When asking investors how they use ETFs in their overall investment process, the results show that investment in ETFs is associated mainly with long-term exposure to broad market indices. All the same, that up to 50% of respondents frequently use ETFs for short-term exposure to specific market sub-segments and for tactical bets indicates that other investment purposes are increasingly important as well.

Given the large variety of indices tracked by ETFs, an interesting point is to see which types of ETFs are used in different areas of portfolio management. Figure 3 summarises the use of different ETFs in the core-satellite allocation. The results show that there is a dominance of broad market ETFs which is particularly pronounced in core portfolios. Although ETFs on narrower segments of the respective markets are used relatively often as satellite vehicles, the dominance of broad market ETFs in the core is clear. This dominance is not limited to equities, as these ETFs also account for the bulk of the demand for government bond ETFs and corporate bond ETFs, though to a somewhat lesser degree. On the whole, perhaps the most telling information from Figure 3 is that, instead of actively managing their long-term beta exposure to obtain the most efficient risk/return trade-off in their core portfolios, European investment managers focus on using broad market indices.

An increasingly mature market with room for improvement
As the ETF market is maturing and as these instruments are ever-more widely used, one naturally wonders what impact ETFs make on the broader markets. The survey finds that many respondents have themselves observed that ETFs have improved the price efficiency of the spot and future markets. Moreover, many respondents have observed increased liquidity in the underlying market after the introduction of an ETF. Many practitioners, then, seem to share the views of academic studies - that is, that the liquidity of underlying markets and the price efficiency of the futures market improve significantly after the introduction of ETFs. In addition, we find that about half of respondents frequently monitor information on ETFs rather than on the underlying markets. This finding suggests that practitioners exploit relationships between ETFs and underlying markets. Thus, in accordance with their increased use, it seems that ETFs have entered a phase in which they actually have an impact on their underlying baskets of securities and on related futures markets. About half of respondents frequently monitor information on ETFs rather than on the underlying market. In other words, practitioners rely heavily on the price leadership of ETFs and thus exploit ETFs not just as investment vehicles but also as sources of information.

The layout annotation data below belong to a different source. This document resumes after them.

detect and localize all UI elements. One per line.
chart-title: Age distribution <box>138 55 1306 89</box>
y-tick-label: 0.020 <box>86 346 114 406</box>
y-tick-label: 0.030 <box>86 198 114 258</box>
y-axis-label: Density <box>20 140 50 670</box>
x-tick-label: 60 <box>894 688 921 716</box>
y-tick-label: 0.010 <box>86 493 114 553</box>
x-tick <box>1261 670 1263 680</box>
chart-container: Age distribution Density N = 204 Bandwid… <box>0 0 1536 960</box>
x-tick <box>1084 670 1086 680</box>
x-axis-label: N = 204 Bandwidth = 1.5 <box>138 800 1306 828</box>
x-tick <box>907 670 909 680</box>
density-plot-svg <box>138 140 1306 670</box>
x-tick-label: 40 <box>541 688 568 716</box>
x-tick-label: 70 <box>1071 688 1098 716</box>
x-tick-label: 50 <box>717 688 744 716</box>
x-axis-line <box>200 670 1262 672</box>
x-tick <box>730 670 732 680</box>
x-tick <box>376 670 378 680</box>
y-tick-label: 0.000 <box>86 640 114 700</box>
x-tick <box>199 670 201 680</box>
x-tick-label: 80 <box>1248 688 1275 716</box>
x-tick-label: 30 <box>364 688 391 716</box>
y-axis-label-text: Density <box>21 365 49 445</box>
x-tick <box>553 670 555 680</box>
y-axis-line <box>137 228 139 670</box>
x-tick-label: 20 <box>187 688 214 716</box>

Our survey results suggest that, despite the hundreds of ETFs already made available to investors in Europe, there is considerable room for new product development. Figure 4 shows that, on the whole, investment management professionals are requesting access to non-standard beta (emerging markets and alternative asset classes) or to traditional equity beta through new weighting schemes. On the other hand, investment managers are far less interested in ETFs that select securities either through ethical screening or through active stock-picking by a manager.

Overall, the significant impact that ETFs now have even on related and underlying markets, as well as the high rates at which they are used, shows that the ETF market has attained a considerable degree of maturity. At the same time, patterns of use and survey responses suggest that there is considerable room for further development of ETF products and for new ways of using them. In future surveys, we intend to keep monitoring how products and usage of ETFs in Europe will evolve.